Maybe this more frequent training thing is for me. We’ll see how it goes for a few more weeks and maybe I’ll adopt it into my sprint training as resources allow.
Beyond the snatches, the assistance work went well too. I upped the weight 5 lbs and completed the sets faster and easier than last time. Like I said, despite a bit of fatigue, I feel great.

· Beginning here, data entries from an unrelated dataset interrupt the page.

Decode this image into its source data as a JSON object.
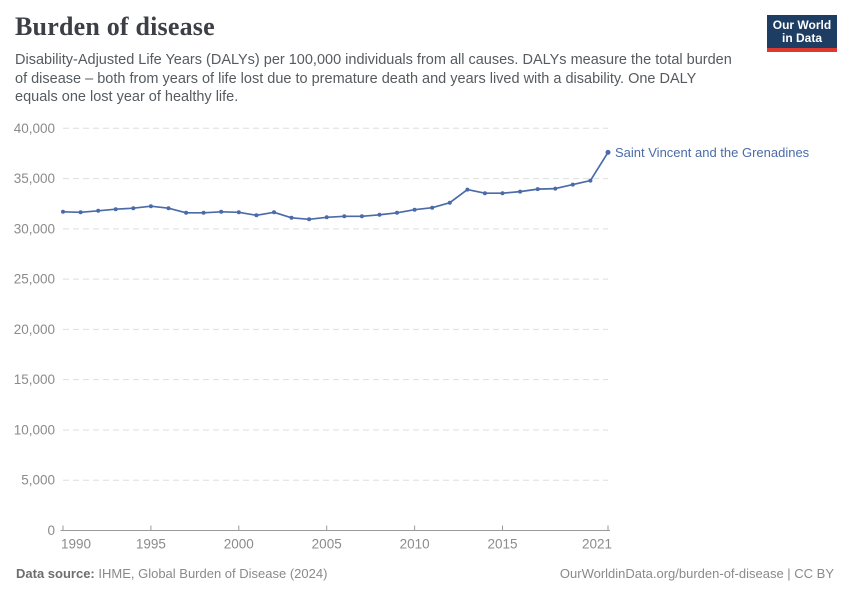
{
  "header": {
    "title": "Burden of disease",
    "subtitle": "Disability-Adjusted Life Years (DALYs) per 100,000 individuals from all causes. DALYs measure the total burden of disease – both from years of life lost due to premature death and years lived with a disability. One DALY equals one lost year of healthy life.",
    "logo": {
      "line1": "Our World",
      "line2": "in Data"
    }
  },
  "chart_data": {
    "type": "line",
    "title": "Burden of disease",
    "series": [
      {
        "name": "Saint Vincent and the Grenadines",
        "values": [
          31700,
          31650,
          31800,
          31950,
          32050,
          32250,
          32050,
          31600,
          31600,
          31700,
          31650,
          31350,
          31650,
          31100,
          30950,
          31150,
          31250,
          31250,
          31400,
          31600,
          31900,
          32100,
          32600,
          33900,
          33550,
          33550,
          33700,
          33950,
          34000,
          34400,
          34800,
          37600
        ]
      }
    ],
    "x": [
      1990,
      1991,
      1992,
      1993,
      1994,
      1995,
      1996,
      1997,
      1998,
      1999,
      2000,
      2001,
      2002,
      2003,
      2004,
      2005,
      2006,
      2007,
      2008,
      2009,
      2010,
      2011,
      2012,
      2013,
      2014,
      2015,
      2016,
      2017,
      2018,
      2019,
      2020,
      2021
    ],
    "xlabel": "",
    "ylabel": "",
    "ylim": [
      0,
      40000
    ],
    "yticks": [
      0,
      5000,
      10000,
      15000,
      20000,
      25000,
      30000,
      35000,
      40000
    ],
    "xticks": [
      1990,
      1995,
      2000,
      2005,
      2010,
      2015,
      2021
    ],
    "grid": "horizontal-dashed",
    "legend_position": "end-of-line-label",
    "colors": {
      "line": "#4a6ba8",
      "series_label": "#4a6ba8",
      "gridline": "#dedede",
      "axis": "#9a9a9a",
      "tick_label": "#8b8b8b"
    }
  },
  "footer": {
    "source_label": "Data source:",
    "source_text": " IHME, Global Burden of Disease (2024)",
    "credit": "OurWorldinData.org/burden-of-disease | CC BY"
  }
}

Here’s a video of today’s snatches:
http://www.youtube.com/watch?v=M_NBiwQ1Jus
bevolution!
January 2, 2009
Macrocycle 17 - Accumulation Strength Block
Microcycle 4 - Nanocycle 1: Lower Body Fatigue
Dur An-2[/b]
Current Condition:
My rhomboids and lower/middle traps were trashed after the session two days ago and are still sore now. I feel good though. The soreness in my legs is all but gone.
Warmup:
Some RW drills
Lots of low level plyos
Workout: Rotation Style
8" Box Rebounds
2 x 15 reps, 120 sec. rest
16" Step Ups
2 x 16 (8 per leg) @ 155 lbs, 180 sec. rest
Good Mornings
2 x 8 reps @ 155 lbs, 180 sec. rest
Cooldown:
150 Bouncing Lunge Stretches (per side)
150 Bouncing Good Morning Stretches
150 Bouncing Calf Raise Stretches (per side)
50 Shoulder Dislocates
Notes:
Because my upper back was trashed I didn’t do any power snatches today. After this session I have until Monday off and then I jump back into things with a vengeance. Nothing to note about today other than I’m still feeling strong. Let’s see how long it takes until fatigue starts to take a toll.

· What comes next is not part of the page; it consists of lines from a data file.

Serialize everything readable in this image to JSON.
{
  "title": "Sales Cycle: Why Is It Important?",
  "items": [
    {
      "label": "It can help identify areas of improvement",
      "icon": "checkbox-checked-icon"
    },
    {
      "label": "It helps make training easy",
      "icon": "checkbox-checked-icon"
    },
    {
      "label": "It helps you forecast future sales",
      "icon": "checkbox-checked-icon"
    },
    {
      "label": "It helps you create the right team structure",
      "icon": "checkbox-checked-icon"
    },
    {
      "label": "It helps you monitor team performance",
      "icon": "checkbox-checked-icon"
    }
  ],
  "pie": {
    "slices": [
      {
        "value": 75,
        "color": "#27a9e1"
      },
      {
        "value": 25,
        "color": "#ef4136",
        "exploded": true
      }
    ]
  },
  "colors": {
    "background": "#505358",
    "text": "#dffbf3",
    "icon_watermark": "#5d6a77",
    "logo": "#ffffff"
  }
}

are you during any upper body work - bp etc?
I was doing chin ups for a couple of weeks, but I stopped a few sessions ago. Besides that, no, not really. My upper body blows up when I do weights, so I try to avoid it.
Last time I actually trained upped body consistently my weight went up to 210 lbs at its peak (I’m 201 right now) and then dropped off within a couple of months after stopping.
Are you gonna add bp during your season, since it is one of the few lifts you can still attack?
I can’t. I have no bench and no rack. I’ll have to fall back on chin ups if I intend to use any lift for that purpose.
Why not floor presses?
I’ve got no rack and no training partners.
I’m not even sure I need upper body lifting. It just flat out makes me too heavy. I’ll be fine without it.
You will be fine without; really, are you serious. When you had the season you had last year you need to try any and everything.
I disagree, no upperbody lifting is trying something. No need to spend time injured especially if you have had injuries affecting that area. Maybe incorporate some circuit exercises for upperbody on your lower intensity days.
Been there done that last yr.
I did do upper body work prior to last season and all it did was contribute to me being too heavy. Like I said before, I don’t think upper body strength is necessary beyond a certain point. I can do a chin up with BW + 150 lbs and close grip BP 275 lbs within a few weeks of training it. I assume I’ve got enough strength.